Cyber Incident Victim: Individual Taxpayer Registry

In early January 2021, confidential data belonging to millions of Brazilian individuals and companies was illicitly disclosed and circulated online. The compromised information included sensitive details such as Individual Taxpayer Registry (CPF) numbers, Corporate Taxpayer Registry (CNPJ) identifiers, full names, and residential addresses. This breach represented one of the largest unauthorized data exposures in Brazil's history, impacting a vast number of citizens and entities. The threat actor known as "Vanda the God" was identified as a primary suspect in obtaining and disseminating the records. A second individual using the alias "JustBR" subsequently listed portions of the stolen dataset for commercial distribution on RaidForums, a cybercrime forum known for trading leaked information. The leaked data reportedly encompassed records of approximately 223 million Brazilians, constituting nearly the entire national population.

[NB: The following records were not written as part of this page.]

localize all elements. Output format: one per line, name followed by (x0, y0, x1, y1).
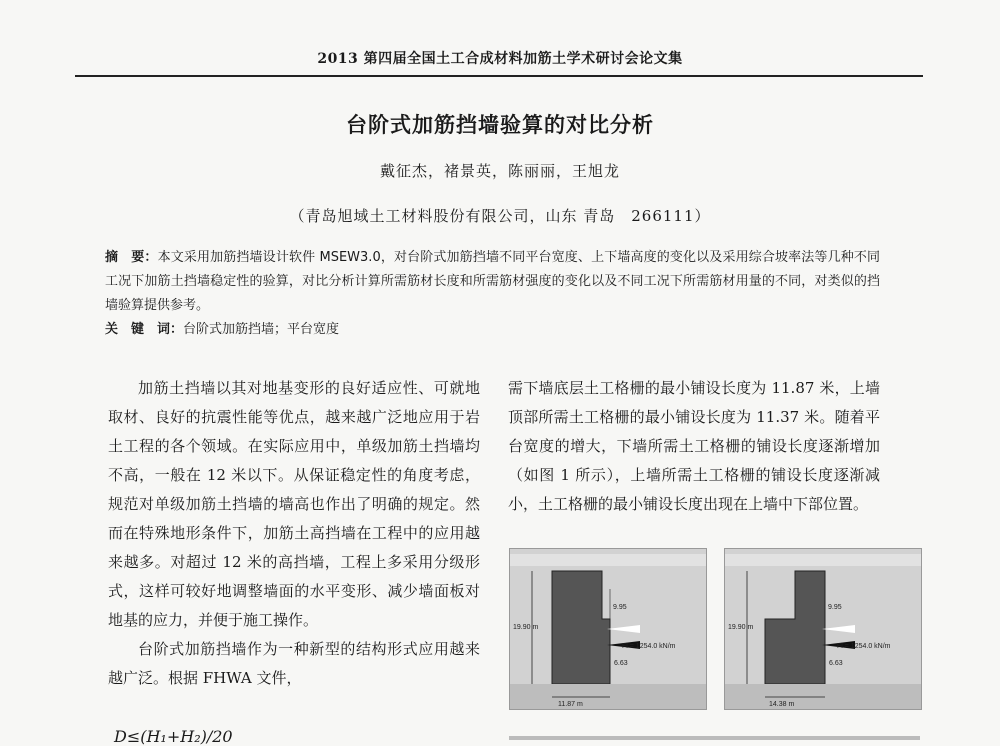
abstract (105, 246, 880, 318)
abstract-text: 本文采用加筋挡墙设计软件 MSEW3.0，对台阶式加筋挡墙不同平台宽度、上下墙高度的变化以及采用综合坡率法等几种不同工况下加筋土挡墙稳定性的验算，对比分析计算所需筋材长度和所需筋材强度的变化以及不同工况下所需筋材用量的不同，对类似的挡墙验算提供参考。 (105, 250, 880, 313)
height-label: 19.90 m (513, 624, 539, 631)
figure-wall-1 (509, 548, 707, 710)
lower-label: 6.63 (829, 660, 843, 667)
right-column (508, 374, 880, 519)
base-label: 14.38 m (769, 701, 795, 708)
next-figure-edge (509, 736, 920, 740)
paper-affiliation: （青岛旭域土工材料股份有限公司，山东 青岛 266111） (289, 207, 711, 225)
top-ground (725, 554, 921, 566)
force-label: Fl = 1254.0 kN/m (837, 643, 891, 650)
right-paragraph-1: 需下墙底层土工格栅的最小铺设长度为 11.87 米，上墙顶部所需土工格栅的最小铺设长度为 11.37 米。随着平台宽度的增大，下墙所需土工格栅的铺设长度逐渐增加（如图 1 所示），上墙所需土工格栅的铺设长度逐渐减小，土工格栅的最小铺设长度出现在上墙中下部位置。 (508, 379, 880, 513)
top-ground (510, 554, 706, 566)
stepped-wall (552, 571, 610, 684)
keywords (105, 318, 880, 337)
paper-title: 台阶式加筋挡墙验算的对比分析 (346, 113, 654, 137)
height-label: 19.90 m (728, 624, 754, 631)
left-paragraph-2: 台阶式加筋挡墙作为一种新型的结构形式应用越来越广泛。根据 FHWA 文件， (108, 640, 480, 687)
figure-wall-2 (724, 548, 922, 710)
lower-label: 6.63 (614, 660, 628, 667)
left-column (108, 374, 480, 693)
running-header: 2013 第四届全国土工合成材料加筋土学术研讨会论文集 (317, 51, 683, 67)
abstract-label: 摘 要： (105, 250, 158, 265)
foundation (725, 684, 921, 709)
foundation (510, 684, 706, 709)
force-label: Fl = 1254.0 kN/m (622, 643, 676, 650)
header-rule (75, 75, 923, 77)
formula: D≤(H₁+H₂)/20 (114, 727, 233, 746)
figure-wall-1-svg (510, 549, 706, 709)
figure-wall-2-svg (725, 549, 921, 709)
keywords-text: 台阶式加筋挡墙；平台宽度 (183, 322, 340, 337)
upper-label: 9.95 (613, 604, 627, 611)
upper-label: 9.95 (828, 604, 842, 611)
base-label: 11.87 m (558, 701, 583, 708)
keywords-label: 关 键 词： (105, 322, 184, 337)
paper-authors: 戴征杰，褚景英，陈丽丽，王旭龙 (379, 162, 620, 180)
left-paragraph-1: 加筋土挡墙以其对地基变形的良好适应性、可就地取材、良好的抗震性能等优点，越来越广泛地应用于岩土工程的各个领域。在实际应用中，单级加筋土挡墙均不高，一般在 12 米以下。从保证稳定性的角度考虑，规范对单级加筋土挡墙的墙高也作出了明确的规定。然而在特殊地形条件下，加筋土高挡墙在工程中的应用越来越多。对超过 12 米的高挡墙，工程上多采用分级形式，这样可较好地调整墙面的水平变形、减少墙面板对地基的应力，并便于施工操作。 (108, 379, 480, 629)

On March 19, 2021, Brazil's Federal Police executed Operation Deepwater, arresting 24-year-old Marcos Roberto Correia da Silva in Uberlândia, Minas Gerais. Silva, alleged to be "Vanda the God," was taken into custody as the suspected architect of the mass data compromise. Authorities seized his computer equipment and mobile phone during the arrest while executing additional search warrants related to the investigation. The operation specifically targeted the unlawful acquisition, distribution, and sale of citizens' confidential information, including data pertaining to government officials. Federal Police investigations confirmed the suspect's involvement in making private records publicly accessible through internet channels earlier that January. The arrest marked a significant law enforcement response to the breach, though inquiries into potential accomplices—including "JustBR's" role in monetizing the data—remained active components of the ongoing probe.